Nicaragua's unrest began last month after President Daniel Ortega approved reductions to pension and social security payments, but it had been simmering for some time. There is a growing feeling that his government is corrupt and out of touch with the people. As more Nicaraguans take to the streets, Ortega's hold on power continues to slip. There is no lack of irony in what will likely be Ortega's fall from power.

Ortega first came to power in 1979 after the Sandinista revolution overthrew Nicaragua's corrupt and brutal dictator, Anastasio Somoza. His government remained in power for 10 years and created a socialist economy by removing Somoza's cronies and undertaking much-needed land reforms. He stepped down, however, to end the bloody "Contra" revolution financed by the United States.

Ortega made a comeback in in 2006, this time as a conservative with a right-wing agenda that embraced "traditional values" and business oriented economic policies. In order to get evangelical and Catholic support, he backed Nicaragua's strict abortion ban and opposed gay rights.

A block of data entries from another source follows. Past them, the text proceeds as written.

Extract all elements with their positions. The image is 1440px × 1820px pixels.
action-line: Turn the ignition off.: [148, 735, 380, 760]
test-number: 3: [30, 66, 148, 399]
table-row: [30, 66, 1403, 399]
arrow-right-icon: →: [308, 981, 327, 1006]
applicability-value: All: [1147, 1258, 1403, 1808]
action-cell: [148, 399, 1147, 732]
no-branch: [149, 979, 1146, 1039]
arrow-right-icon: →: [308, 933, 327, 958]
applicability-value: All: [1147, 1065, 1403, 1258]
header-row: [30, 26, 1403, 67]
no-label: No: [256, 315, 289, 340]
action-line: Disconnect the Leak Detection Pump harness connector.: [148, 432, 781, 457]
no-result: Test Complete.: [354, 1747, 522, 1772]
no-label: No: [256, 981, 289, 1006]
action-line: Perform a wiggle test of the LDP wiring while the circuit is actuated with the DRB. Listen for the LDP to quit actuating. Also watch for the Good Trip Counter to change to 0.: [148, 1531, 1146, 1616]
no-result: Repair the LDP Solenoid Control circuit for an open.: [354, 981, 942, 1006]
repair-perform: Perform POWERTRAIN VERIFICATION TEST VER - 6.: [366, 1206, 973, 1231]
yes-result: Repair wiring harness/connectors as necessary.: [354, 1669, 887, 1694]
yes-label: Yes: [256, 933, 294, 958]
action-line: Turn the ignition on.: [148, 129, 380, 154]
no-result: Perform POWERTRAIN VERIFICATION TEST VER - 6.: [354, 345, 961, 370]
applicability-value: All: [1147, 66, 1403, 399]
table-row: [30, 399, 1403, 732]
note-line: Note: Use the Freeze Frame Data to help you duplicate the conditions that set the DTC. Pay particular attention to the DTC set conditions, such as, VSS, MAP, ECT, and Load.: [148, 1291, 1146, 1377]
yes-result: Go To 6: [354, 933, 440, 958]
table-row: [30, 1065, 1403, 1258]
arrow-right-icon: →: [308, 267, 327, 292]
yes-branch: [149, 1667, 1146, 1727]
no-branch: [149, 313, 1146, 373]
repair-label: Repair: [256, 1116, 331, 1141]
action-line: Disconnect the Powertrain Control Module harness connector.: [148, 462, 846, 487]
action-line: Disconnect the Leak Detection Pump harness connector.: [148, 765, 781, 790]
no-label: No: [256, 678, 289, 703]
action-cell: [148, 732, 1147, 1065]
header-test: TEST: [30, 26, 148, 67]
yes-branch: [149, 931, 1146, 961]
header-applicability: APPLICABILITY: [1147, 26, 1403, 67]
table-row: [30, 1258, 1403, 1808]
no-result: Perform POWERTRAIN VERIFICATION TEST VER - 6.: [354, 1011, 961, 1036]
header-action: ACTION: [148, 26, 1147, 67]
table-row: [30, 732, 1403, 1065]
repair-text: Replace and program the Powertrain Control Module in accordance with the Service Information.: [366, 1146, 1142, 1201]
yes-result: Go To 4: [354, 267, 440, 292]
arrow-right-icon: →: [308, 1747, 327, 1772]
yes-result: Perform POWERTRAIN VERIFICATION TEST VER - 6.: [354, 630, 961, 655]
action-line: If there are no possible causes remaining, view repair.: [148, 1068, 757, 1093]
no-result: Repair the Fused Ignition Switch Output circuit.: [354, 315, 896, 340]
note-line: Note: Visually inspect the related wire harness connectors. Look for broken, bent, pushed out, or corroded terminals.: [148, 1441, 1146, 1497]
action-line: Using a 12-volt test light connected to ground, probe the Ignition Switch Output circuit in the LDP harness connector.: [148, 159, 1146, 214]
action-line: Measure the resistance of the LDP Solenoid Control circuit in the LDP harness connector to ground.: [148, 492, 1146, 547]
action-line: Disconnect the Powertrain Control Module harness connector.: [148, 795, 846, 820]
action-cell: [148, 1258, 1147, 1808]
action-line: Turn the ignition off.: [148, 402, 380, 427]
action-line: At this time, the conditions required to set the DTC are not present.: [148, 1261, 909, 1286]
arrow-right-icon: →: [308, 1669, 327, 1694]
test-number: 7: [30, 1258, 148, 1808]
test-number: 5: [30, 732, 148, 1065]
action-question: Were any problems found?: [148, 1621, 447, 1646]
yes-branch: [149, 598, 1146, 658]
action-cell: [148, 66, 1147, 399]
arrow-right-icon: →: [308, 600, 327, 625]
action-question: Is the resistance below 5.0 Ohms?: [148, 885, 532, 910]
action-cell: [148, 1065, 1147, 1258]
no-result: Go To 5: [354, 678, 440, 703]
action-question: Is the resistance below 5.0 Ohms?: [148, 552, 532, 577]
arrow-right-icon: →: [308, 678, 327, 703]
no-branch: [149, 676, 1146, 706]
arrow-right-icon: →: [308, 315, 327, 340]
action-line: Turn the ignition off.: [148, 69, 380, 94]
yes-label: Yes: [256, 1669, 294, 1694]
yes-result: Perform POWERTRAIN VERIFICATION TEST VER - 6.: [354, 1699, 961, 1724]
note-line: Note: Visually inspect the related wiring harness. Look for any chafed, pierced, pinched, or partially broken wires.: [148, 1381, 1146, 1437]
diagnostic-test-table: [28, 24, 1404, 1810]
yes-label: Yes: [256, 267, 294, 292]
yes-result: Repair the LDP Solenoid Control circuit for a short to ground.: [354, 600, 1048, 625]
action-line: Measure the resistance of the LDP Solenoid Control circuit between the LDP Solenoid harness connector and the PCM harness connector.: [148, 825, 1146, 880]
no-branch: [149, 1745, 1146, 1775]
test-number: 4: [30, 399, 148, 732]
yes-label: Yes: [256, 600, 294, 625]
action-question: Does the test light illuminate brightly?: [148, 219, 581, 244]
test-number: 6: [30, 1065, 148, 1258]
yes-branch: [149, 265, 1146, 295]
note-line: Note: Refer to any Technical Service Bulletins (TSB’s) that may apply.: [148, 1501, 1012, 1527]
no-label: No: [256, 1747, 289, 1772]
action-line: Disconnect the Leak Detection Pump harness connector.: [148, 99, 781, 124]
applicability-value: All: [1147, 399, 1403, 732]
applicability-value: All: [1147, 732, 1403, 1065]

Ortega held on to power because his opposition had been splintered and ineffective, but that began to change in 2014 when he forced through legislation removing presidential term limits and it became clear that Ortega was becoming what he had opposed in 1979; a dictator. As protests grew, security forces responded by killing dozens on the streets and soon the social security protesters were joined by students and other Nicaraguans demanding Ortega's removal.

Nicaragua's congress set up a commission to look into the deaths of the demonstrators, but few believe that Nicaragua's Ortega-controlled Congress can be independent and fair. Thousands of protesters took to the streets yesterday to call for a truly independent investigation with the participation of international organizations such as the Inter-American Court of Human Rights. So far, Ortega has resisted an outside investigation.

What happens next may well depend on what Nicaragua’s security forces do. Generally, dictators only survive mass protest movements if the military is willing to brutally repress protesters; and even then, as in the case of Anastasio Somoza, it's not a sure thing. The irony is lost on no one in Nicaragua.